Today we released our annual threat roundup where we look back at the year as a whole to understand the broad trends we’ve seen.
2013 has been a big year. But unlike other years there’s no single big event that marks it. Unlike past years where a single event or trend stood out, in 2013 we saw significant developments in four key areas:
|
|
Taken altogether, these represent significant escalations and worsening of the threat environment. And they portend a 2014 that will be even bigger and more dangerous.
Online Banking Malware
2013 ends with online banking malware volume at double what it was at the end of 2012. In 2012 we saw 500,000 detections worldwide; at the end of 2013 we saw more than one million detections worldwide.

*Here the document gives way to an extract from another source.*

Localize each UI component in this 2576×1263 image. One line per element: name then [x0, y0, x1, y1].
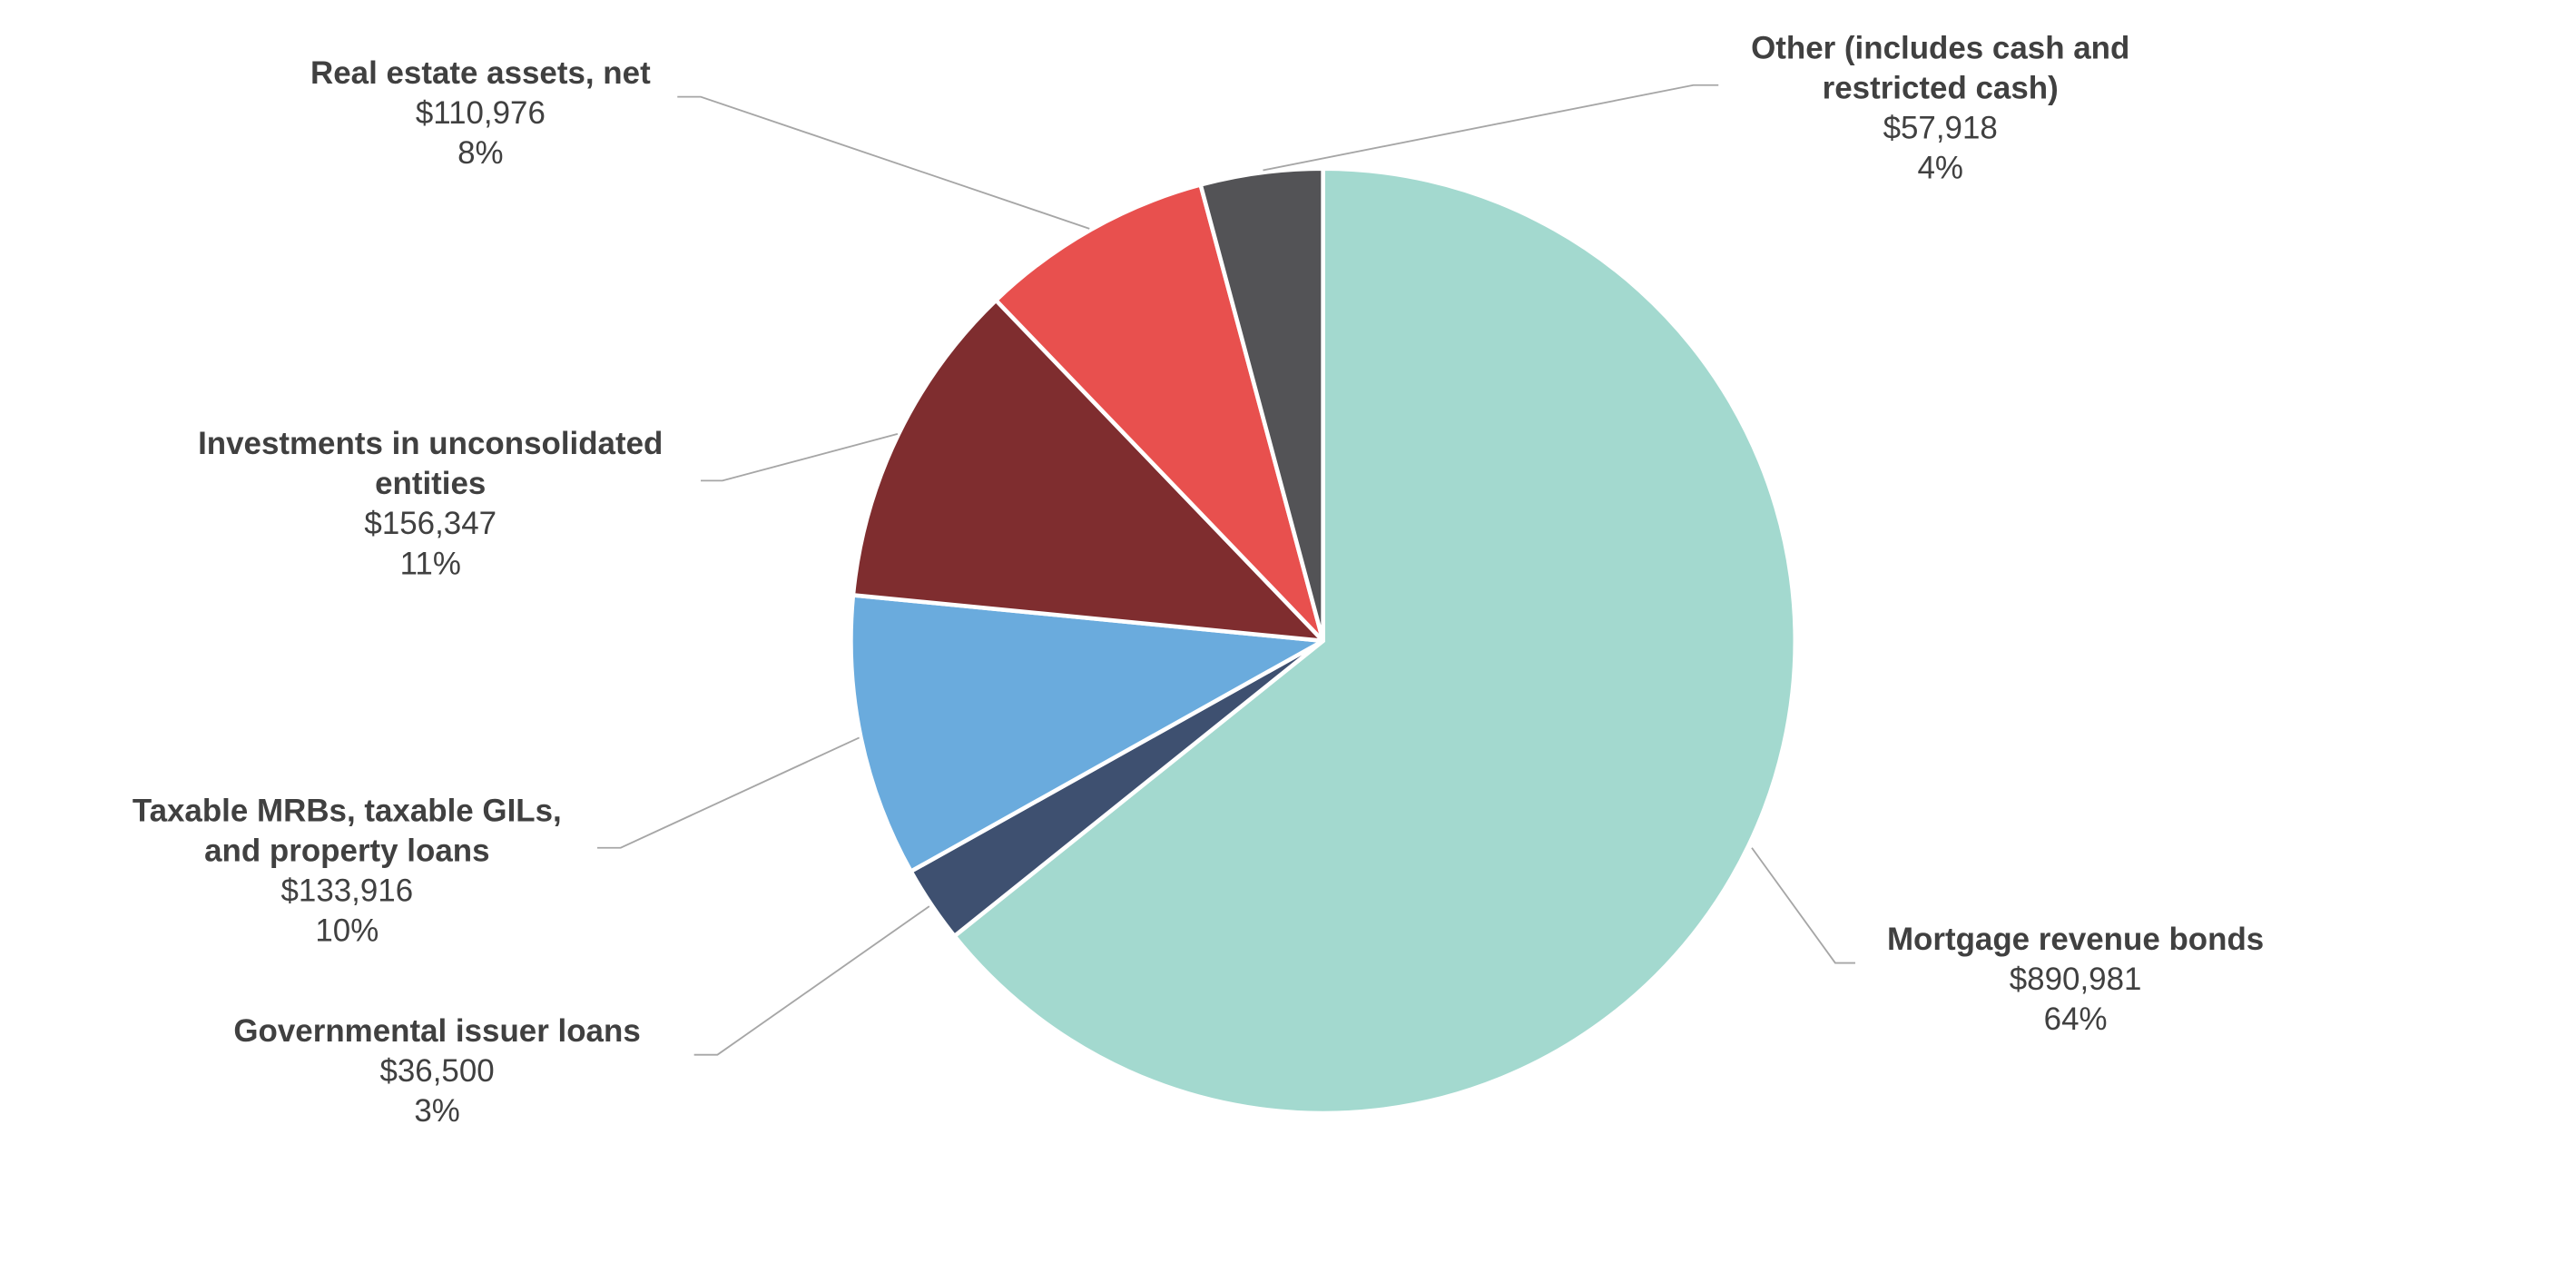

The United States and Brazil alone accounted for fully 50 percent of worldwide detections (US: 28%, Brazil 22%). This growth is consistent with what we reported at the end of Q3 2013. Even while consistent, that number is still shocking. When coupled with the ongoing disclosures around retail data breaches in the United States these numbers may help advance the adoption of greater security measures for credit cards and debit cards in the United States, bringing them more in-line with standards in place in the rest of the world.
Ransomware
Ransomware isn’t new: it’s been around for years. But each year, criminals find ways to bring new innovations to bear to make ransomware even more effective. In 2013 the makers of Crytolocker added two new features that increased its effectiveness dramatically. First, they use sophisticated encryption techniques to make a victim’s data effectively unrecoverable without the key the attacker’s control. And they make the recovery key self-destruct after a set period of time. Together, these two things put users in a dire predicament: make a snap decision to pay the money or lose their data forever. With this latest degree of effectiveness, we have to shudder what innovations 2014 will bring to ransonware.
Malicious and High Risk Apps on Android
In his 2013 predictions, our CTO Raimund Genes predicted Android would pass one million malicious and high risk apps in 2013. That prediction was realized by September 2013. In fact, there were one million new pieces of malicious and high risk Android apps introduce in 2013 alone. That brought the total number of malicious and high risk apps at the end of 2013 to 1.4 million. Looking forward to 2014, the only thing one should expect is for this to continue to increase, likely even faster. And, with Google talking with car makers about bringing Android to in-car systems like they announced at CES, it raises the stakes on the question of security for in-car systems in the Internet of Everything (IoE) era. What does it mean to introduce a platform with more than 1 million pieces of malware and high risk apps to cars? We’re going to find out soon.
Attacks against unpatched vulnerabilities in software out of support
Oracle ended support for Java 6 in spring 2013 even though nearly half of all computers were still running it at the time. After the end of support, 31 vulnerabilities have been found in Java 6 and attackers have been aggressively targeted these Java 6 vulnerabilities. And the overall threat environment around Java worsened in 2013. We can expect attacks against Java 6 to continue in 2014. But most notably for 2014 is the coming end of support for Windows XP. What we see with Java is a foreshadowing of what may be in store when Microsoft ends support for Windows XP in April 2014. Currently nearly 30 percent of all computers still run Windows XP and a significant number of those are expected to be up and running on the Internet after that deadline. We can’t know for sure what’s going to happen, but attacks against Java 6 give us a view that’s not pretty.
All in all the trends of 2013 tell us that 2014 will be another big year, and that’s not factoring in all the new threats that the Internet of Everything (IoE) will be introducing. 2014 will be a year where watchfulness, best practices and multiple layers of security will pay dividends to those who practice them.